HTML to CSV conversion

Updated: 10/12/2016

I was having some issues using an online data service that offers some data in a supposed excel file format. Loading this into excel worked ok, but gave an error stating they were not excel files and may be unsafe. Looking further into that it turns out they just took the typical data output, an html formated table, and changed the extension to .XSLX. They also offer the same reports, but as a Word file, but again it is just the same HTML document with a changed file extension. Kind of a cheap work around and not something that another program can easily read or parse.

The Idea

So really, I just want to look through any file and see if there are any HTML formted tables in them. If found, it should go through and extract the information and format it as a CSV output file. that means anthing between <table> and </table> are in the table. <tr> indicates a row, <td> the data for a "cell" and <th> would be a heading. Given that the HTML doesn't use the headings at all I have not implemeted that and so it just removes the HTML and leaves all the headings in one block. This will be easy enough to fix later on as it is not vital to me at the moment. Basically what is happening is all the the </td> are being replaced with a comma and then a new line is started whenever there is a </tr>. Anything other than that HTML is removed.

Some Issues

The first big issue I ran into was also one of the easiest, the presence of commas in the HTML to be converted.

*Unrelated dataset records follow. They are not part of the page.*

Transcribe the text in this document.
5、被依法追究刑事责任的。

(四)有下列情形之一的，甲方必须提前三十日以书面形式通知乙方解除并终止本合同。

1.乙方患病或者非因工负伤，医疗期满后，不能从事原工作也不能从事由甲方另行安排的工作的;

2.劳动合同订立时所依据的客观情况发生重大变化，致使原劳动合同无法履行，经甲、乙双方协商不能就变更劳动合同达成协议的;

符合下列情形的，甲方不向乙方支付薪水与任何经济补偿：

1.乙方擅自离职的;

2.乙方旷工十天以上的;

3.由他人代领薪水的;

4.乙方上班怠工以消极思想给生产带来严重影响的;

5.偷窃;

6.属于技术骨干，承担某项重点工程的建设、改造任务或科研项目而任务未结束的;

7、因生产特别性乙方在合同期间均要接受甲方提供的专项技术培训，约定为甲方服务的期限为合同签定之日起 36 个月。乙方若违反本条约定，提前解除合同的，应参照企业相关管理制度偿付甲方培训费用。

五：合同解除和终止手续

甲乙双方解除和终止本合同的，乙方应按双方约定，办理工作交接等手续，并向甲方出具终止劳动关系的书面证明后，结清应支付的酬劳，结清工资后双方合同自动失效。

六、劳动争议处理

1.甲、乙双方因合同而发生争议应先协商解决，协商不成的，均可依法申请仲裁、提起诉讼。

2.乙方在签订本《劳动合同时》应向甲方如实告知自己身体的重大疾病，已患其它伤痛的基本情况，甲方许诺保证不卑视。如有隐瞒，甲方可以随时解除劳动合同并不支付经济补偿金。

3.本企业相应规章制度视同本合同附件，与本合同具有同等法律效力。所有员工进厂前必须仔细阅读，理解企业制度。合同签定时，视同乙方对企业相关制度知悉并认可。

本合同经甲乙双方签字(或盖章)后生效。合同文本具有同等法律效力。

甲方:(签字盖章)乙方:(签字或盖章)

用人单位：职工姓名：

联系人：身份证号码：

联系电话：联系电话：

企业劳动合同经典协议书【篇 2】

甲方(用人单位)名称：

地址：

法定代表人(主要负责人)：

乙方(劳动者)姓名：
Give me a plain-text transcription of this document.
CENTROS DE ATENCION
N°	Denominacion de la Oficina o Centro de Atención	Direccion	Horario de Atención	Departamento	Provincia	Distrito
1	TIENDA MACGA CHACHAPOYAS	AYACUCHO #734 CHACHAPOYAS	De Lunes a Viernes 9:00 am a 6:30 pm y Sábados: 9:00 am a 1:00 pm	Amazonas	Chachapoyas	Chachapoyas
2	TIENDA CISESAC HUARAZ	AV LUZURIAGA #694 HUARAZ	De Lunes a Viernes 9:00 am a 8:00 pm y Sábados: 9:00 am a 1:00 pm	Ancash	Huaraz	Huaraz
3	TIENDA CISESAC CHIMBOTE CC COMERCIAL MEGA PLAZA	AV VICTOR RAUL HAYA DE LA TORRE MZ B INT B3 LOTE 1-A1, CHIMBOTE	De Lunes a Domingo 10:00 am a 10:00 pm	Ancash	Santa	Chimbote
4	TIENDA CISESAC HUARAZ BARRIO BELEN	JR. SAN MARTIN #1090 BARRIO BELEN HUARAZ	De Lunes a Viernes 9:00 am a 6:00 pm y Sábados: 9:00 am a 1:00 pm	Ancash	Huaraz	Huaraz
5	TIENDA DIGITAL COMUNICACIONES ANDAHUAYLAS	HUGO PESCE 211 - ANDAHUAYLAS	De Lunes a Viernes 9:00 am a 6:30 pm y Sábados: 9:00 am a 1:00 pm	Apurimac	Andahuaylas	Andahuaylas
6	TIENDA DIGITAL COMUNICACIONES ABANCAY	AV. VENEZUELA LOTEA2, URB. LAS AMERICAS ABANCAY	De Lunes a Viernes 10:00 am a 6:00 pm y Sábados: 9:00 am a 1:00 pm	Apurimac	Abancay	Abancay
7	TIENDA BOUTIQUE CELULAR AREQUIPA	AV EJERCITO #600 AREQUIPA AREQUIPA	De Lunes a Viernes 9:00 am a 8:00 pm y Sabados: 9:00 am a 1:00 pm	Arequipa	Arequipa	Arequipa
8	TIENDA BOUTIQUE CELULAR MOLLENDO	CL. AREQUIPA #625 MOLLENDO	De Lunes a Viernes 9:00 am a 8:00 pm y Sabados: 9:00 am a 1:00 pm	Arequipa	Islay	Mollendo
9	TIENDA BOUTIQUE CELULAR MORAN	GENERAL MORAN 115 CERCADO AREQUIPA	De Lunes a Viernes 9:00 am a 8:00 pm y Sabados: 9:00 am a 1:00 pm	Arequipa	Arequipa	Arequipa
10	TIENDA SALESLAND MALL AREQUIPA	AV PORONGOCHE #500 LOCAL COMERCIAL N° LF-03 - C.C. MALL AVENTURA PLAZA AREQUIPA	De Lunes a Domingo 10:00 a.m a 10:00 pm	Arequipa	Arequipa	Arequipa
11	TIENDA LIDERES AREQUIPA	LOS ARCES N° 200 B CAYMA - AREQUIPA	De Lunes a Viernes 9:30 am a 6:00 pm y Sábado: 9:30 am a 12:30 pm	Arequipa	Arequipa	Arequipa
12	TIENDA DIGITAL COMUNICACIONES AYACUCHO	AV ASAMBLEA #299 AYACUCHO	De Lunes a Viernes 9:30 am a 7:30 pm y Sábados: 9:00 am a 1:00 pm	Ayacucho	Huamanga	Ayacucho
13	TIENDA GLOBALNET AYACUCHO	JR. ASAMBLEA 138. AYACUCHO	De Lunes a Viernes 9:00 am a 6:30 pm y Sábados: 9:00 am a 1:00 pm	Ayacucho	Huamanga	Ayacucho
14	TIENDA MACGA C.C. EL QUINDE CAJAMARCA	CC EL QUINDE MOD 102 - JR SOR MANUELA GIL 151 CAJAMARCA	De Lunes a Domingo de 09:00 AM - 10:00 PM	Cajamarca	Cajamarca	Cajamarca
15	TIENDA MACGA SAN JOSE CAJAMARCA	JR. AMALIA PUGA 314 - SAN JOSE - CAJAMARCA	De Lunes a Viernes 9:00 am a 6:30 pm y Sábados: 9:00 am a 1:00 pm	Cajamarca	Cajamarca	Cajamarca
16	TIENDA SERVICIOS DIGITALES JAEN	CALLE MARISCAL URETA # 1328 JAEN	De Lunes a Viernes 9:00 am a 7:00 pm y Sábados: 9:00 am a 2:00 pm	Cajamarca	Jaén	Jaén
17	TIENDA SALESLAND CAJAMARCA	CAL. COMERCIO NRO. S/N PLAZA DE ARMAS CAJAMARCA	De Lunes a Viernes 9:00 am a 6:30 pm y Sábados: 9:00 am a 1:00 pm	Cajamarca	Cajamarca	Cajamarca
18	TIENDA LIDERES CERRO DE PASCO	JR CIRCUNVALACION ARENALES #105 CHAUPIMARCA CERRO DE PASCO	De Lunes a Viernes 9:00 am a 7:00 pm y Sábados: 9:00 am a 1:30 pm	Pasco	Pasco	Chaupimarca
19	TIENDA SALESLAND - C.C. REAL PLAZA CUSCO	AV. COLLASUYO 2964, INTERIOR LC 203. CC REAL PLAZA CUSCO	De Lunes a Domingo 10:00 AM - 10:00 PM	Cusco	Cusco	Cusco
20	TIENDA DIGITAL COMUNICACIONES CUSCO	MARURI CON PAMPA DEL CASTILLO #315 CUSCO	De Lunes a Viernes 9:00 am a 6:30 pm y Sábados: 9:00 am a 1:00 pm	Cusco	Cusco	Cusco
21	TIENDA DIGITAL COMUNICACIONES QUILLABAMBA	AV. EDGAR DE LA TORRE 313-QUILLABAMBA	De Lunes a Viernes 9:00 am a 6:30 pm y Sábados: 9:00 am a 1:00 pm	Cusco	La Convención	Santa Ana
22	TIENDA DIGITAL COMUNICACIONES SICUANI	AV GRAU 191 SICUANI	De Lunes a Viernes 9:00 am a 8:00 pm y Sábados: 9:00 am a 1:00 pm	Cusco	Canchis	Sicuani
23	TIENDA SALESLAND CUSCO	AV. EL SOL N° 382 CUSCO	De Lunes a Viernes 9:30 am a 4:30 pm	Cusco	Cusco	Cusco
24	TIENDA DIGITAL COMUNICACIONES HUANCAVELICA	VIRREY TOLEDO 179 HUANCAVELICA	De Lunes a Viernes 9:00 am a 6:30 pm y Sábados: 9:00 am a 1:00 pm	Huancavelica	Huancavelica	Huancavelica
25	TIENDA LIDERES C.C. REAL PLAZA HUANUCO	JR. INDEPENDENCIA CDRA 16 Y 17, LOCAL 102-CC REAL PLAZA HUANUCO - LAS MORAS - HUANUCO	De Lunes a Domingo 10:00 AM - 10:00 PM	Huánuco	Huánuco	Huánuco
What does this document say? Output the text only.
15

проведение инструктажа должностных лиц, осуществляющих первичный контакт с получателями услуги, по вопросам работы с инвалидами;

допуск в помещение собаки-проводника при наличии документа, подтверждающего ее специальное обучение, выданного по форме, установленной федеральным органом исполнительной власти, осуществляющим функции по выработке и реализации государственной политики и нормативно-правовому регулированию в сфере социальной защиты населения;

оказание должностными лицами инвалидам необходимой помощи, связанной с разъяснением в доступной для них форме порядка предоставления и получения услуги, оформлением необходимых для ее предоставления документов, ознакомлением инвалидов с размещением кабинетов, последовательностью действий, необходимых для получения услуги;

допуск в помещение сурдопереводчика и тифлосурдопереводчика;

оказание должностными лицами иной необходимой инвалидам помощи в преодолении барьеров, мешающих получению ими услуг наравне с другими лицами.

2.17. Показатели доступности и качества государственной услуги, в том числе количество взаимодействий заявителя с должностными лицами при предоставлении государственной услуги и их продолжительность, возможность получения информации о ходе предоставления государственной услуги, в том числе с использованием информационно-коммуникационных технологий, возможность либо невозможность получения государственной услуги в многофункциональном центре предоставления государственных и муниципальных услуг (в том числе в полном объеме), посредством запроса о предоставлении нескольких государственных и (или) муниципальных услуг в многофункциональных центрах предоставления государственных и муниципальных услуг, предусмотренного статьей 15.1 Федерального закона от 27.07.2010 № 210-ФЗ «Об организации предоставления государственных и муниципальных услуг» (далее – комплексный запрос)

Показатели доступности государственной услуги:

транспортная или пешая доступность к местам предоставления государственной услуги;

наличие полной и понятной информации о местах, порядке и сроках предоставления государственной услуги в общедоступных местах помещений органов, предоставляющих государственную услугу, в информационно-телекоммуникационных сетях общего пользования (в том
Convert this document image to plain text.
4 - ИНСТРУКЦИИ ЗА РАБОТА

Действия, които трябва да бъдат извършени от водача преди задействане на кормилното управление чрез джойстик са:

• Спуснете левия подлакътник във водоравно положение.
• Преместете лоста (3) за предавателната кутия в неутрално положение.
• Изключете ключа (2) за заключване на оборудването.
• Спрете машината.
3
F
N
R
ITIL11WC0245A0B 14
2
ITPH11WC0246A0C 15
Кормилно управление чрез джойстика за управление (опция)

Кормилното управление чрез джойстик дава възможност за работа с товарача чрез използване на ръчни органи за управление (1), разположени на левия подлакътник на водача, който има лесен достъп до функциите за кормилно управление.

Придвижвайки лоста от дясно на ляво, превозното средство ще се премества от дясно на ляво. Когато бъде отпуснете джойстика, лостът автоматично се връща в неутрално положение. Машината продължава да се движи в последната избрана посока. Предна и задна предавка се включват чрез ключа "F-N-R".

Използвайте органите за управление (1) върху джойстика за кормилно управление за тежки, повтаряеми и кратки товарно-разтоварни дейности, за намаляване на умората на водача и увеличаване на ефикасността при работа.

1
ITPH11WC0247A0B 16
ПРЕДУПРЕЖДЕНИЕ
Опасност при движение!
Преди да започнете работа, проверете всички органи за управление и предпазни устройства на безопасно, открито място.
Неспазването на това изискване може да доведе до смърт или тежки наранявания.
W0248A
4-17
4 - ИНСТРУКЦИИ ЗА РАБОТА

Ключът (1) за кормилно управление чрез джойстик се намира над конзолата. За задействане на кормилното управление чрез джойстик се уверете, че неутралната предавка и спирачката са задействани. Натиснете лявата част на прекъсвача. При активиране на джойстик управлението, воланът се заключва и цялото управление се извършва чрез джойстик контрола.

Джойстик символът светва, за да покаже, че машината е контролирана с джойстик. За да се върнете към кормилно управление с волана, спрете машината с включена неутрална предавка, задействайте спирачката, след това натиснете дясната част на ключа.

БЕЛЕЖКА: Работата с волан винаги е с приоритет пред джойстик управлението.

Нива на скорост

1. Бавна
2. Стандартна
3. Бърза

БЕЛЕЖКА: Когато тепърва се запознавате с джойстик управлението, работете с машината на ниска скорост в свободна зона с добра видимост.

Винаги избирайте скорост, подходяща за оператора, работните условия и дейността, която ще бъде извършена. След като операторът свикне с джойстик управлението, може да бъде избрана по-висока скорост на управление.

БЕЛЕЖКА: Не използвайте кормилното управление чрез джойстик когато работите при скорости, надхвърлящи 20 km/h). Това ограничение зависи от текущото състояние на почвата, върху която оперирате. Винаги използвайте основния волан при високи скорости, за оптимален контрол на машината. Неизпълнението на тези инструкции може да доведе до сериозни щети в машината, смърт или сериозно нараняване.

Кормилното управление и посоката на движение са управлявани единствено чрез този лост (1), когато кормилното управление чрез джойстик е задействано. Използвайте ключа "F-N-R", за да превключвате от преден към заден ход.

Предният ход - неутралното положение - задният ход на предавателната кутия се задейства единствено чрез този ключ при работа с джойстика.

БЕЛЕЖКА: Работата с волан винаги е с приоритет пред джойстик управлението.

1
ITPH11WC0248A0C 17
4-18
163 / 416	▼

For the most part these were not vital and I just removed them from the lines they were found in. Another simple problem was the existance of things such as nbsp in some of the data. This was also removed as it was not vital to the output format. The next problem was a little bit trickier to solve, as sometimes the colums would not line up for some lines. It turns out that there are a number of options that one can use with <td> and <tr> such as onMouseOver, background color and width. None of these are required for a CSV so they are removed and ignored with the rest of the HTML, but one setting in particular is important. The column span can also be set to something such as 2 or 3, meaing that a single cell will span that many cells in the row. Because my code was just throwing this away each row that used this ended up being off by one or two cells. The fix for this is still in the works, as the formating of value can either be something like colspan=2, colspan= 2, or colspan = "2". For right now I am just using the format used by the data I am using, but hope to later code it to look at the value regardless of format and create the right spacing automatically. It also places the data in the first block and creates empty cells for the rest of the required span.

Other Thoughts

The end goal for this program to convert any HTML table I can throw at it into a CSV file. So far it works perfectly for the purposes I am using it for, so further development will be on hold until I get some extra time to work on it or I need to modify it to work with the data service. Beyond that I may convert it to C# and make a nice GUI and possibly integrate it into processing the data from the website, but that may also just end up being a front end that uses the C++ converter to save some work.